Culture is considered a central concept in anthropology,
encompassing the range of phenomena that are transmitted through social
learning in human societies. Cultural universals are found in all human
societies; these include expressive forms like art, music, dance, ritual,
religion, and technologies like tool usage, cooking, shelter, and clothing. The
concept of material culture covers the physical expressions of culture, such as
technology, architecture and art, whereas the immaterial aspects of culture
such as principles of social organization (including practices of political
organization and social institutions), mythology, philosophy, literature (both
written and oral), and science comprise the intangible cultural heritage of a
society.
In the humanities, one sense of culture as an attribute of
the individual has been the degree to which they have cultivated a particular
level of sophistication in the arts, sciences, education, or manners.
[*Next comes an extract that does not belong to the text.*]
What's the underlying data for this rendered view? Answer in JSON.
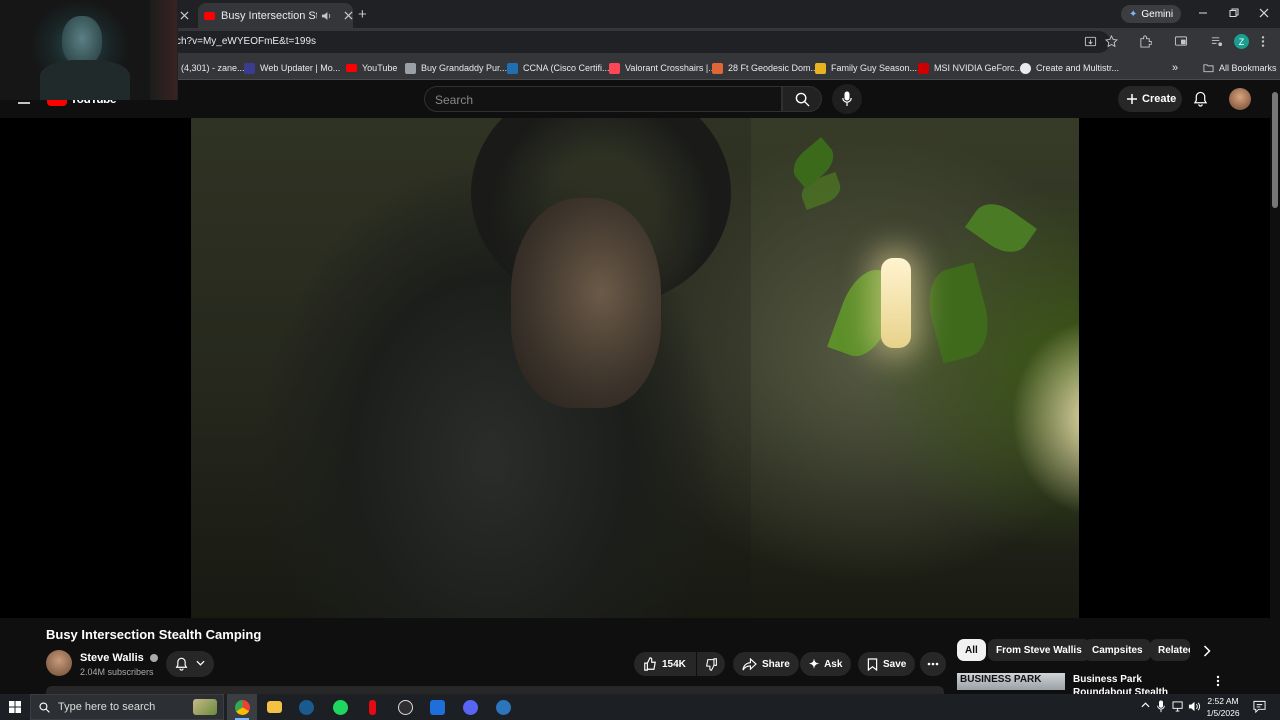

The level
of cultural sophistication has also sometimes been used to distinguish
civilizations from less complex societies. Such hierarchical perspectives on
culture are also found in class-based distinctions between a high culture of
the social elite and a low culture, popular culture, or folk culture of the
lower classes, distinguished by the stratified access to cultural capital. In
common parlance, culture is often used to refer specifically to the symbolic
markers used by ethnic groups to distinguish themselves visibly from each other
such as body modification, clothing or jewelry. Mass culture refers to the
mass-produced and mass mediated forms of consumer culture that emerged in the
20th century. Some schools of philosophy, such as Marxism and critical theory,
have argued that culture is often used politically as a tool of the elites to
manipulate the lower classes and create a false consciousness. Such
perspectives are common in the discipline of cultural studies. In the wider
social sciences, the theoretical perspective of cultural materialism holds that
human symbolic culture arises from the material conditions of human life, as
humans create the conditions for physical survival, and that the basis of
culture is found in evolved biological dispositions.